An atrial septal defect (ASD) in infants measuring more than 5mm is less likely to close on its own as the child grows. However, spontaneous closure is not entirely impossible. It is crucial for parents to follow up regularly with a pediatric cardiologist to monitor any changes in the size of the defect. Many small ASDs can be observed until the child reaches 1 to 2 years of age.
Understanding the Natural Progression of ASD
Some infants may experience a reduction in the size of the ASD as they grow. For example, a defect initially measured at 7-8mm might decrease to around 2-3mm by the age of 2. While this is considered an improvement, it does not always equate to full closure. In such cases, continued monitoring is recommended to assess whether further intervention becomes necessary.

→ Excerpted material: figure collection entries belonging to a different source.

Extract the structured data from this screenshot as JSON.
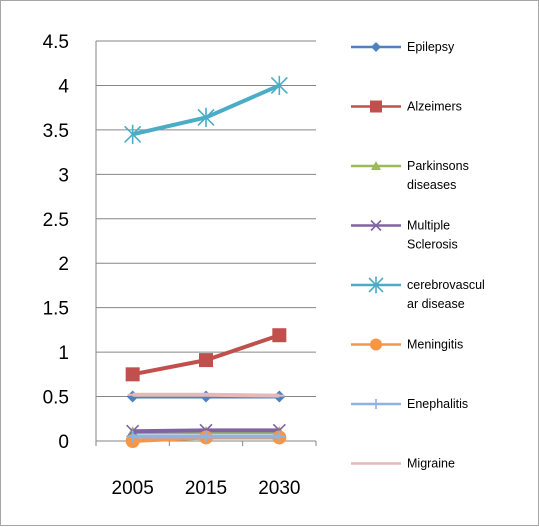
{
  "chart_data": {
    "type": "line",
    "categories": [
      "2005",
      "2015",
      "2030"
    ],
    "ylim": [
      0,
      4.5
    ],
    "yticks": [
      "0",
      "0.5",
      "1",
      "1.5",
      "2",
      "2.5",
      "3",
      "3.5",
      "4",
      "4.5"
    ],
    "grid": "horizontal",
    "legend_position": "right",
    "series": [
      {
        "name": "Epilepsy",
        "legend_lines": [
          "Epilepsy"
        ],
        "values": [
          0.5,
          0.5,
          0.5
        ],
        "color": "#4f81bd",
        "marker": "diamond"
      },
      {
        "name": "Alzeimers",
        "legend_lines": [
          "Alzeimers"
        ],
        "values": [
          0.75,
          0.91,
          1.19
        ],
        "color": "#c0504d",
        "marker": "square"
      },
      {
        "name": "Parkinsons diseases",
        "legend_lines": [
          "Parkinsons",
          "diseases"
        ],
        "values": [
          0.1,
          0.1,
          0.1
        ],
        "color": "#9bbb59",
        "marker": "triangle"
      },
      {
        "name": "Multiple Sclerosis",
        "legend_lines": [
          "Multiple",
          "Sclerosis"
        ],
        "values": [
          0.11,
          0.12,
          0.12
        ],
        "color": "#8064a2",
        "marker": "x"
      },
      {
        "name": "cerebrovascular disease",
        "legend_lines": [
          "cerebrovascul",
          "ar disease"
        ],
        "values": [
          3.45,
          3.64,
          4.0
        ],
        "color": "#4bacc6",
        "marker": "star"
      },
      {
        "name": "Meningitis",
        "legend_lines": [
          "Meningitis"
        ],
        "values": [
          0.0,
          0.04,
          0.04
        ],
        "color": "#f79646",
        "marker": "circle"
      },
      {
        "name": "Enephalitis",
        "legend_lines": [
          "Enephalitis"
        ],
        "values": [
          0.05,
          0.05,
          0.05
        ],
        "color": "#8eb4e3",
        "marker": "plus"
      },
      {
        "name": "Migraine",
        "legend_lines": [
          "Migraine"
        ],
        "values": [
          0.52,
          0.52,
          0.51
        ],
        "color": "#e6b9b8",
        "marker": "dash"
      }
    ]
  }
}
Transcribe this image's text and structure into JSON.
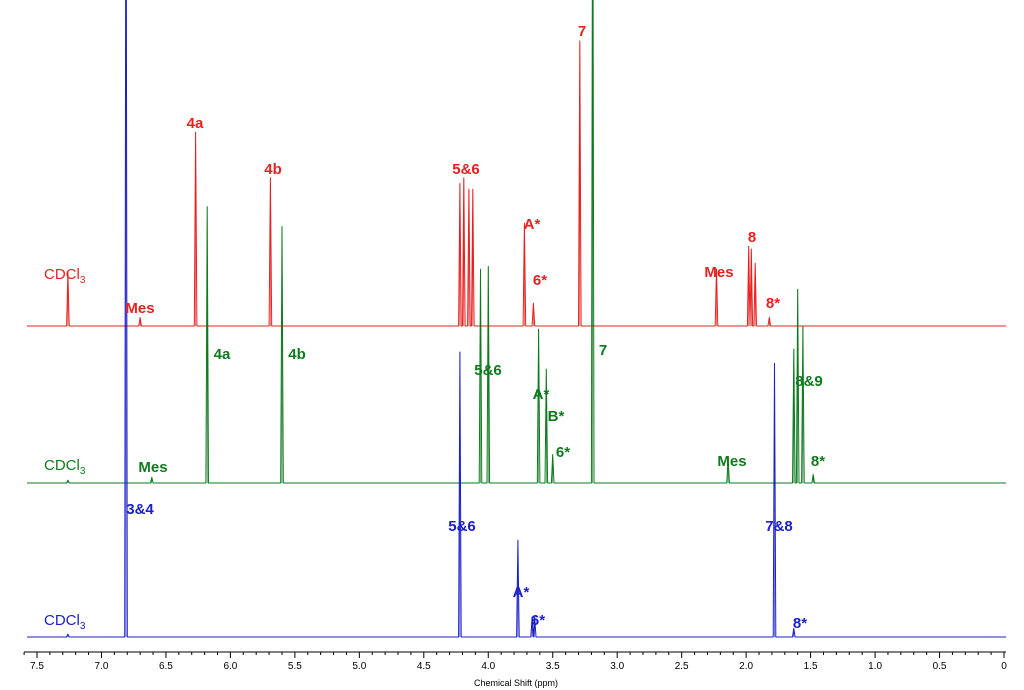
{
  "chart_data": {
    "type": "line",
    "xlabel": "Chemical Shift (ppm)",
    "xlim": [
      7.6,
      0
    ],
    "x_reversed": true,
    "x_ticks": [
      7.5,
      7.0,
      6.5,
      6.0,
      5.5,
      5.0,
      4.5,
      4.0,
      3.5,
      3.0,
      2.5,
      2.0,
      1.5,
      1.0,
      0.5,
      0
    ],
    "x_tick_labels": [
      "7.5",
      "7.0",
      "6.5",
      "6.0",
      "5.5",
      "5.0",
      "4.5",
      "4.0",
      "3.5",
      "3.0",
      "2.5",
      "2.0",
      "1.5",
      "1.0",
      "0.5",
      "0"
    ],
    "grid": false,
    "series": [
      {
        "color": "#e8201f",
        "solvent_label": "CDCl",
        "solvent_subscript": "3",
        "peaks": [
          {
            "ppm": 7.26,
            "height": 0.19
          },
          {
            "ppm": 6.7,
            "height": 0.03
          },
          {
            "ppm": 6.27,
            "height": 0.68
          },
          {
            "ppm": 5.69,
            "height": 0.52
          },
          {
            "ppm": 4.22,
            "height": 0.5
          },
          {
            "ppm": 4.19,
            "height": 0.52
          },
          {
            "ppm": 4.15,
            "height": 0.48
          },
          {
            "ppm": 4.12,
            "height": 0.48
          },
          {
            "ppm": 3.72,
            "height": 0.36
          },
          {
            "ppm": 3.65,
            "height": 0.08
          },
          {
            "ppm": 3.29,
            "height": 1.0
          },
          {
            "ppm": 2.23,
            "height": 0.2
          },
          {
            "ppm": 1.98,
            "height": 0.28
          },
          {
            "ppm": 1.96,
            "height": 0.27
          },
          {
            "ppm": 1.93,
            "height": 0.22
          },
          {
            "ppm": 1.82,
            "height": 0.03
          }
        ],
        "labels": [
          {
            "text": "4a",
            "ppm": 6.27
          },
          {
            "text": "4b",
            "ppm": 5.69
          },
          {
            "text": "5&6",
            "ppm": 4.17
          },
          {
            "text": "A*",
            "ppm": 3.72
          },
          {
            "text": "6*",
            "ppm": 3.64
          },
          {
            "text": "7",
            "ppm": 3.29
          },
          {
            "text": "Mes",
            "ppm": 2.23
          },
          {
            "text": "8",
            "ppm": 1.96
          },
          {
            "text": "8*",
            "ppm": 1.8
          },
          {
            "text": "Mes",
            "ppm": 6.7
          }
        ]
      },
      {
        "color": "#0f7a1e",
        "solvent_label": "CDCl",
        "solvent_subscript": "3",
        "peaks": [
          {
            "ppm": 7.26,
            "height": 0.01
          },
          {
            "ppm": 6.61,
            "height": 0.02
          },
          {
            "ppm": 6.18,
            "height": 0.97
          },
          {
            "ppm": 5.6,
            "height": 0.9
          },
          {
            "ppm": 4.06,
            "height": 0.75
          },
          {
            "ppm": 4.0,
            "height": 0.76
          },
          {
            "ppm": 3.61,
            "height": 0.54
          },
          {
            "ppm": 3.55,
            "height": 0.4
          },
          {
            "ppm": 3.5,
            "height": 0.1
          },
          {
            "ppm": 3.19,
            "height": 2.46
          },
          {
            "ppm": 2.14,
            "height": 0.09
          },
          {
            "ppm": 1.63,
            "height": 0.47
          },
          {
            "ppm": 1.6,
            "height": 0.68
          },
          {
            "ppm": 1.56,
            "height": 0.55
          },
          {
            "ppm": 1.48,
            "height": 0.03
          }
        ],
        "labels": [
          {
            "text": "4a",
            "ppm": 6.18
          },
          {
            "text": "4b",
            "ppm": 5.6
          },
          {
            "text": "5&6",
            "ppm": 4.03
          },
          {
            "text": "7",
            "ppm": 3.19
          },
          {
            "text": "A*",
            "ppm": 3.61
          },
          {
            "text": "B*",
            "ppm": 3.55
          },
          {
            "text": "6*",
            "ppm": 3.49
          },
          {
            "text": "Mes",
            "ppm": 2.14
          },
          {
            "text": "8&9",
            "ppm": 1.6
          },
          {
            "text": "8*",
            "ppm": 1.46
          },
          {
            "text": "Mes",
            "ppm": 6.61
          }
        ]
      },
      {
        "color": "#1c20c8",
        "solvent_label": "CDCl",
        "solvent_subscript": "3",
        "peaks": [
          {
            "ppm": 7.26,
            "height": 0.01
          },
          {
            "ppm": 6.81,
            "height": 3.18
          },
          {
            "ppm": 4.22,
            "height": 1.0
          },
          {
            "ppm": 3.77,
            "height": 0.34
          },
          {
            "ppm": 3.66,
            "height": 0.07
          },
          {
            "ppm": 3.64,
            "height": 0.07
          },
          {
            "ppm": 1.78,
            "height": 0.96
          },
          {
            "ppm": 1.63,
            "height": 0.03
          }
        ],
        "labels": [
          {
            "text": "3&4",
            "ppm": 6.81
          },
          {
            "text": "5&6",
            "ppm": 4.22
          },
          {
            "text": "A*",
            "ppm": 3.77
          },
          {
            "text": "6*",
            "ppm": 3.64
          },
          {
            "text": "7&8",
            "ppm": 1.78
          },
          {
            "text": "8*",
            "ppm": 1.62
          }
        ]
      }
    ]
  }
}
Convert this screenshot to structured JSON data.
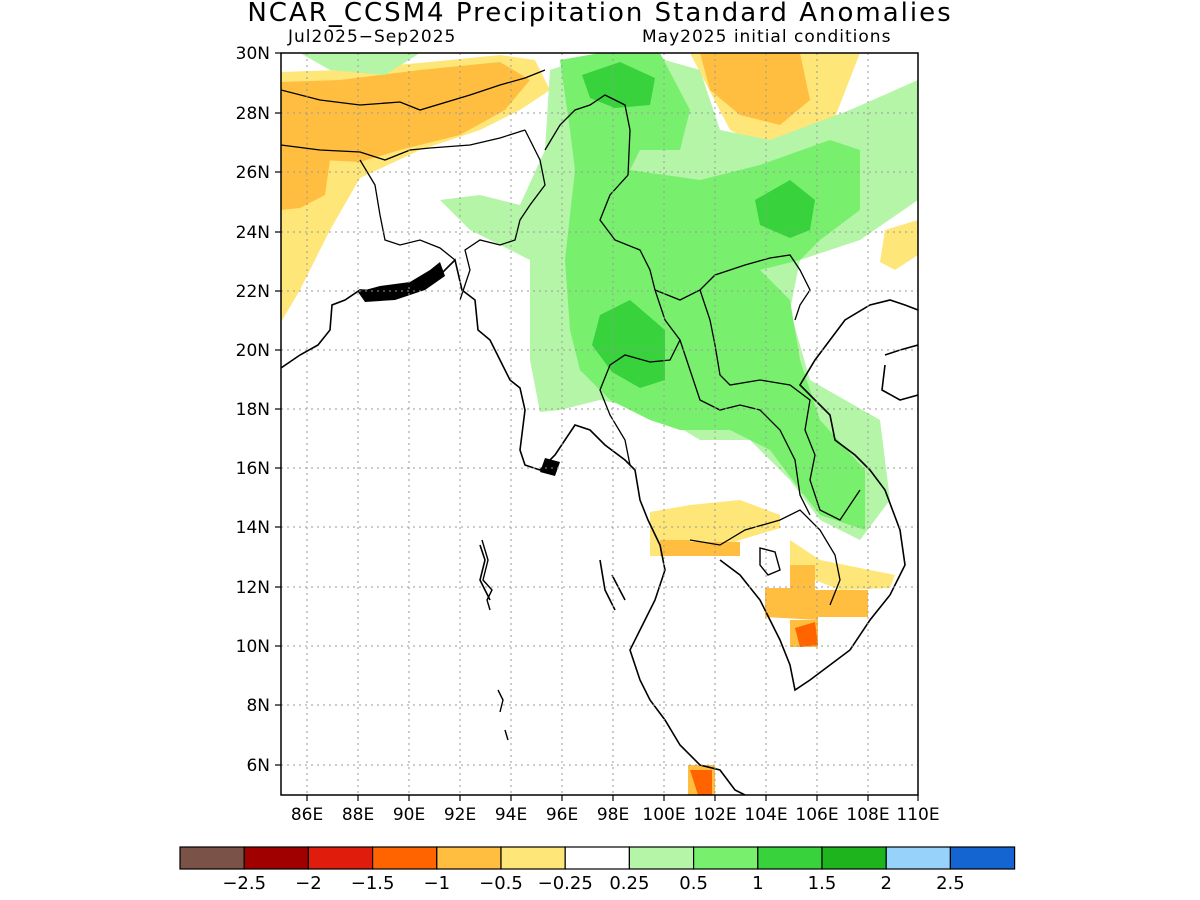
{
  "title": "NCAR_CCSM4 Precipitation Standard Anomalies",
  "subtitle_left": "Jul2025−Sep2025",
  "subtitle_right": "May2025 initial conditions",
  "axes": {
    "lon_labels": [
      "86E",
      "88E",
      "90E",
      "92E",
      "94E",
      "96E",
      "98E",
      "100E",
      "102E",
      "104E",
      "106E",
      "108E",
      "110E"
    ],
    "lat_labels": [
      "30N",
      "28N",
      "26N",
      "24N",
      "22N",
      "20N",
      "18N",
      "16N",
      "14N",
      "12N",
      "10N",
      "8N",
      "6N"
    ]
  },
  "colorbar": {
    "colors": [
      "#7a5248",
      "#a00000",
      "#e01c0c",
      "#ff6400",
      "#ffbe40",
      "#ffe678",
      "#ffffff",
      "#b4f5a8",
      "#78f06e",
      "#37d23c",
      "#1eb41e",
      "#96d2fa",
      "#1464d2"
    ],
    "labels": [
      "−2.5",
      "−2",
      "−1.5",
      "−1",
      "−0.5",
      "−0.25",
      "0.25",
      "0.5",
      "1",
      "1.5",
      "2",
      "2.5"
    ]
  }
}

When Surgical or Interventional Treatment Is Advised
If the defect remains larger than 5mm after the age of 2, or if it shows no signs of shrinking—or worse, begins to increase in size—doctors may recommend a minimally invasive cardiac procedure. This typically involves the placement of a septal occluder device through a catheter-based approach, which effectively seals the hole in the heart.
Why Early Intervention Matters
Timely treatment of a persistent atrial septal defect can help prevent long-term complications such as reduced heart function or the risk of developing infective endocarditis. Early intervention significantly improves long-term outcomes and supports healthy cardiovascular development in children.